For the secondary endpoint, the censored data will be estimated by the Kaplan-Meier method and compared between groups by a marginal Cox proportional hazard model. Concerning the parameters collected longitudinally, mixed models will be performed to take into account inter- and intra-patient variability. The effects of group, time and their interaction (time x group) will be studied as fixed effects, with the patient effect considered as a random effect (data repeated for the same subject). Lastly, regarding comparisons for which the statistical unit will be the patient, the usual tests will be applied: Student t-test or Mann-Whitney test if the conditions of the t-test are not competed (normality, homoscedasticity studied by the Fisher-Snedecor test) for parameters of a quantitative nature and the Chi-squared test or Fisher’s exact test for categorical variables.

Method of taking into account missing and invalid data

Regarding the longitudinal data, a sensitivity analysis will be performed to study the attrition bias to ascertain the quantity (level of attrition) and nature (independence of the study group) of missing data to propose the most appropriate method of data imputation such as that of Verbeke and Molenberghs.

Discussion

TC use is frequent in chronic hemodialysis patients [30, 31]. Thus, prevention of TCIs is essential. TCIs lead to systemic antibiotic administration in more than 70% of cases [29]. This contributes to an increase in the prevalence of multi-resistant pathogens. Decreasing TCI rates by the use of Ethenox solution will reduce antibiotic consumption and the emergence of multi-resistant pathogens.

TCIs are responsible for high morbidity and mortality in chronic hemodialysis patients [1]. TCBSI leads to hospitalization for 75% of patients. Mortality related to TCBSI is about 20%. The harmful effects of TCIs are also indirect. Recurrent TCIs are associated with a chronic low-grade inflammatory state [32] that is involved in the pathogenesis of protein-energy wasting syndrome. TCIs have also been associated with an increased risk of cardio-vascular events [33]. Thus, inflammation due to infection may cause accelerated atherosclerosis.
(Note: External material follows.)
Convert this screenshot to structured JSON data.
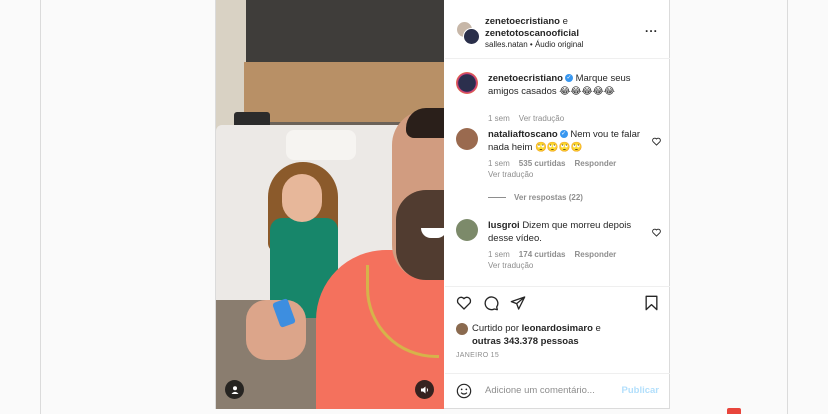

Prevention of TCI is therefore of paramount importance for improving endpoints in chronic hemodialysis patients fitted with TCs.

Ethenox solution is less expensive than the other antimicrobial solutions (€3.20 for Ethenox made with enoxaparine as against €30 for taurolidine citrate) and of equal cost as citrate 4% w/v (€2.80). The price of enoxaparin will decrease once enoxaparin generics, which are already on the market in several countries, are made available in France. Several studies have estimated the cost of treating a TCBSI at about €20,000 [34]. Thus, preventing TCI could lead to a significant reduction in health expenditure.

Finally, the results of this study will help to establish with a high level of evidence national and international recommendations for the prevention of TCIs in chronic hemodialysis patients.